Nas décadas seguintes leccionou na Bayero University, em Kano, na Nigéria, e de seguida na Universidade de Kent, onde obteve o doutoramento em 1982. Actualmente reformado da vida académica, foi nesta última instituição que foi professor de Literaturas Inglesas e Pós-Coloniais.

Como romancista, publicou o seu primeiro livro “Memory of Departure”, em 1987, mas foi com a publicação de “Paradise, em 1994, que se afirmou como um nome a ter em conta no panorama literário internacional. É lá que conta a história de Yusuf, o jovem tanzaniano entregue pelo pai a um mercador para ajudar a pagar as suas dívidas, que lhe valeu a nomeação para o Prémio Booker.

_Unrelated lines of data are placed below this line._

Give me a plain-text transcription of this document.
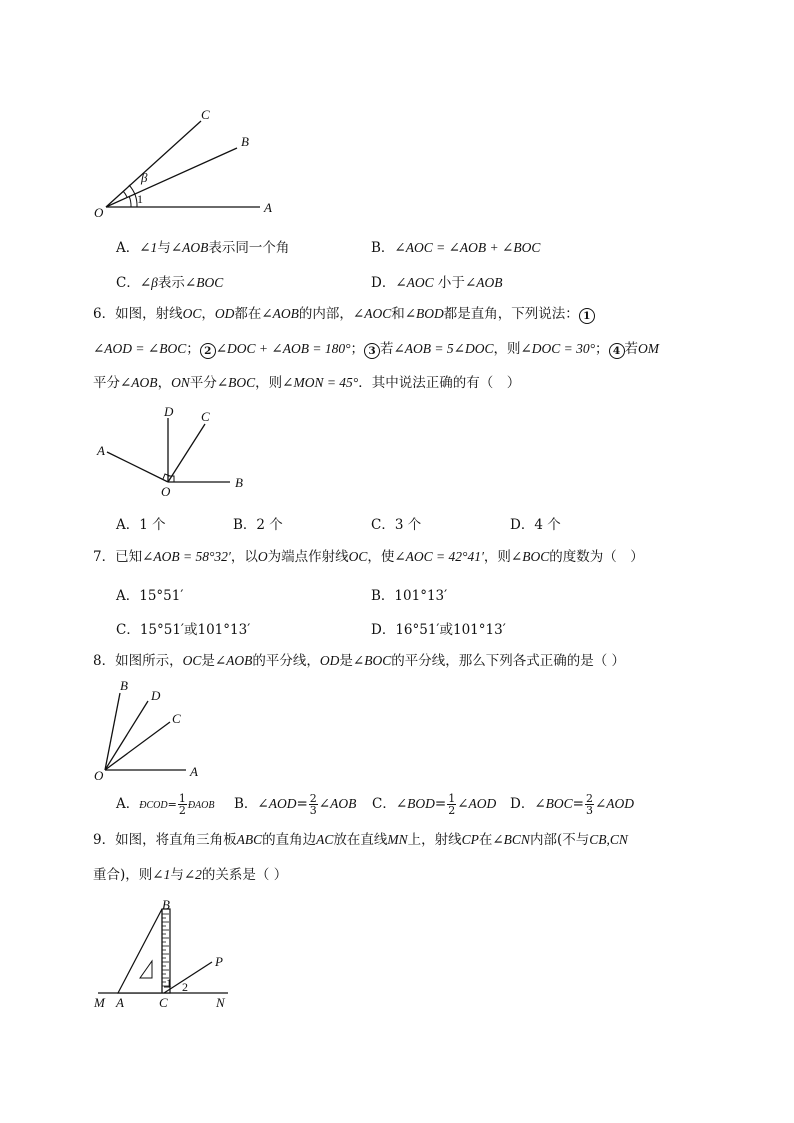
C
B
β
1
O	A
A．∠1与∠AOB表示同一个角	B．∠AOC = ∠AOB + ∠BOC
C．∠β表示∠BOC	D．∠AOC 小于∠AOB
6．如图，射线OC，OD都在∠AOB的内部，∠AOC和∠BOD都是直角，下列说法： 1
∠AOD = ∠BOC； 2 ∠DOC + ∠AOB = 180°； 3 若∠AOB = 5∠DOC，则∠DOC = 30°； 4 若OM
平分∠AOB，ON平分∠BOC，则∠MON = 45°．其中说法正确的有（　）
D C
A
O
B
A．1 个	B．2 个	C．3 个	D．4 个
7．已知∠AOB = 58°32′，以O为端点作射线OC，使∠AOC = 42°41′，则∠BOC的度数为（　）
A．15°51′	B．101°13′
C．15°51′或101°13′	D．16°51′或101°13′
8．如图所示，OC是∠AOB的平分线，OD是∠BOC的平分线，那么下列各式正确的是（ ）
B
D
C
O	A
A．ÐCOD= $\frac{1}{2}$ ÐAOB B．∠AOD= $\frac{2}{3}$ ∠AOB C．∠BOD= $\frac{1}{2}$ ∠AOD D．∠BOC= $\frac{2}{3}$ ∠AOD
9．如图，将直角三角板ABC的直角边AC放在直线MN上，射线CP在∠BCN内部(不与CB,CN
重合)，则∠1与∠2的关系是（ ）
B
P
1 2
M A	C	N
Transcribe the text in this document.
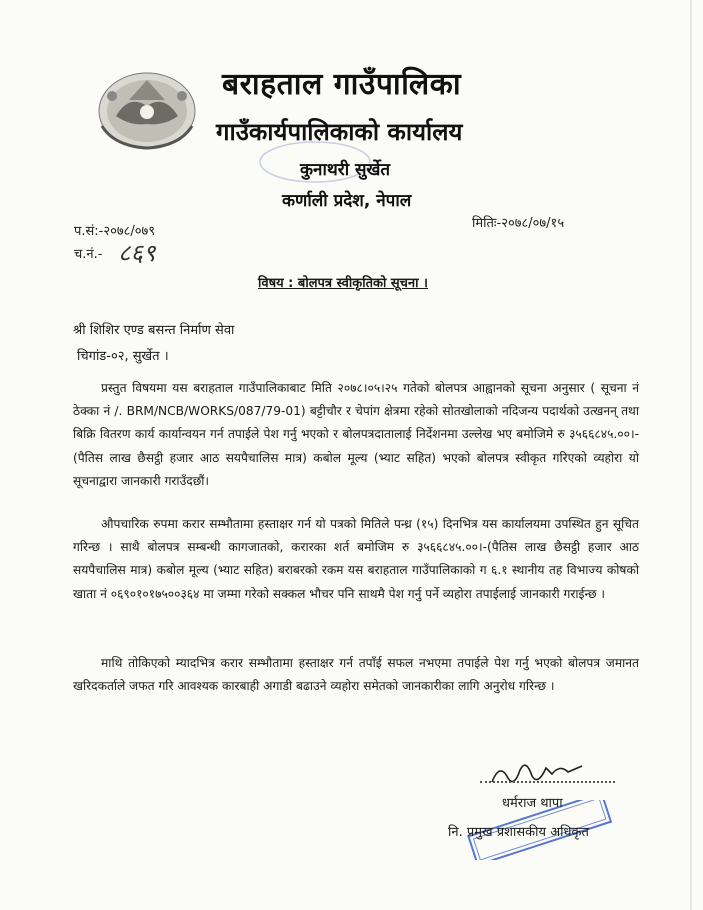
बराहताल गाउँपालिका
गाउँकार्यपालिकाको कार्यालय
कुनाथरी सुर्खेत
कर्णाली प्रदेश, नेपाल
प.सं:-२०७८/०७९
च.नं.- ८६९
मितिः-२०७८/०७/१५
विषय : बोलपत्र स्वीकृतिको सूचना ।
श्री शिशिर एण्ड बसन्त निर्माण सेवा
चिगांड-०२, सुर्खेत ।
प्रस्तुत विषयमा यस बराहताल गाउँपालिकाबाट मिति २०७८।०५।२५ गतेको बोलपत्र आह्वानको सूचना अनुसार ( सूचना नं ठेक्का नं /. BRM/NCB/WORKS/087/79-01) बट्टीचौर र चेपांग क्षेत्रमा रहेको सोतखोलाको नदिजन्य पदार्थको उत्खनन् तथा बिक्रि वितरण कार्य कार्यान्वयन गर्न तपाईले पेश गर्नु भएको र बोलपत्रदातालाई निर्देशनमा उल्लेख भए बमोजिमे रु ३५६६८४५.००।- (पैतिस लाख छैसट्ठी हजार आठ सयपैचालिस मात्र) कबोल मूल्य (भ्याट सहित) भएको बोलपत्र स्वीकृत गरिएको व्यहोरा यो सूचनाद्वारा जानकारी गराउँदछौं।
औपचारिक रुपमा करार सम्भौतामा हस्ताक्षर गर्न यो पत्रको मितिले पन्ध्र (१५) दिनभित्र यस कार्यालयमा उपस्थित हुन सूचित गरिन्छ । साथै बोलपत्र सम्बन्धी कागजातको, करारका शर्त बमोजिम रु ३५६६८४५.००।-(पैतिस लाख छैसट्ठी हजार आठ सयपैचालिस मात्र) कबोल मूल्य (भ्याट सहित) बराबरको रकम यस बराहताल गाउँपालिकाको ग ६.१ स्थानीय तह विभाज्य कोषको खाता नं ०६९०१०१७५००३६४ मा जम्मा गरेको सक्कल भौचर पनि साथमै पेश गर्नु पर्ने व्यहोरा तपाईलाई जानकारी गराईन्छ ।
माथि तोकिएको म्यादभित्र करार सम्भौतामा हस्ताक्षर गर्न तपाँई सफल नभएमा तपाईले पेश गर्नु भएको बोलपत्र जमानत खरिदकर्ताले जफत गरि आवश्यक कारबाही अगाडी बढाउने व्यहोरा समेतको जानकारीका लागि अनुरोध गरिन्छ ।
धर्मराज थापा
नि. प्रमुख प्रशासकीय अधिकृत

Já a sua obra mais recente, “Afterlives, foi lançada em 2020 e conta a história de Hamza, um jovem que é forçado a ir para a guerra ao lado dos alemães e se torna dependente de um oficial que o explora sexualmente.

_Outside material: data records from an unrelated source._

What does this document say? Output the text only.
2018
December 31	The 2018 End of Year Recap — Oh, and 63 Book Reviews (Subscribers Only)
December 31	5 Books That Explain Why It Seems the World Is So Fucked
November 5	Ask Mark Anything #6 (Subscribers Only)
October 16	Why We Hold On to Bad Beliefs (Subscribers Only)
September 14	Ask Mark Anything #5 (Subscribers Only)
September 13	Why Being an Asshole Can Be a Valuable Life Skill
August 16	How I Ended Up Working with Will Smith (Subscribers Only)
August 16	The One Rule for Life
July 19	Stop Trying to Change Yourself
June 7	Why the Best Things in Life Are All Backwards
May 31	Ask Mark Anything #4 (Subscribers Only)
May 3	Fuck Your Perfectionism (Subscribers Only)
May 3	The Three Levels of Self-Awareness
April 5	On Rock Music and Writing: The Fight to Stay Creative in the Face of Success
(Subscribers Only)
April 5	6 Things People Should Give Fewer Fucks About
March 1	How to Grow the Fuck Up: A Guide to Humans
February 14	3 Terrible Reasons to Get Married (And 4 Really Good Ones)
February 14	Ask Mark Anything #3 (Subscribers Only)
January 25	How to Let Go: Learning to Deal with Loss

No campo da não ficção, Gurnah é responsável ainda pela obra “Essays on African Writing”, dividida em dois volumes, e por artigos sobre diversos escritores pós-coloniais contemporâneos, nomeadamente V. S. Naipaul, Salman Rushdie e Zoë Wicomb. Foi também o editor de “A Companion to Salman Rushdie” (Cambridge University Press, 2007) e tem assumido as funções de editor colaborador da revista literária britânica Wasafiri, desde 1987.

De acordo com a Academia Sueca, o grosso da obra de Gurnah – que consiste em dez romances e vários contos – debruça-se sobre a condição do refugiado e a dificuldade entre manter a identidade que se carrega e a nova que é preciso criar numa nova terra.

O escritor não tem actualmente obra traduzida disponível em Portugal, contando apenas com um título trazido para o mercado nacional, “Junto ao Mar”, editado pela defunta Difel em 2003.

Abdulrazak Gurnah sucede assim à poetisa norte-americana Louise Glück, laureada em 2020. É também a primeira vez desde 2012 que o Nobel é atribuído a um escritor não europeu ou americano: nesse ano foi Mo Yan, autor chinês, a receber o prémio.

O seu perfil coincide, ainda assim, com o que a Academia Sueca vinha a prometer, pela tentativa de tornar o prémio menos eurocêntrico (sete dos últimos dez premiados são europeus) ou de dar uma outra atenção à literatura escrita por mulheres. Porém, a escolha surge como uma surpresa face às previsões que se iam somando nos dias prévios a esta atribuição. De acordo com as bolsas de apostas, os vencedores mais prováveis eram a francesa Annie Ernaux, o queniano Ngũgĩ wa Thiong’o, o japonês Haruki Murakami e a canadiana Margaret Atwood. No que toca a escritores de expressão portuguesa, o moçambicano Mia Couto era aquele que se afigurava como mais provável para receber o galardão.

Tal como ocorreu em 2020, o Comité do Nobel da Literatura anunciou que os vencedores das diferentes categorias do Nobel não tomarão parte no tradicional jantar que ocorre em Dezembro, em Estocolmo, devido à situação pandémica. Por isso mesmo, a cerimónia de entrega e os discursos dos vencedores são transmitidos.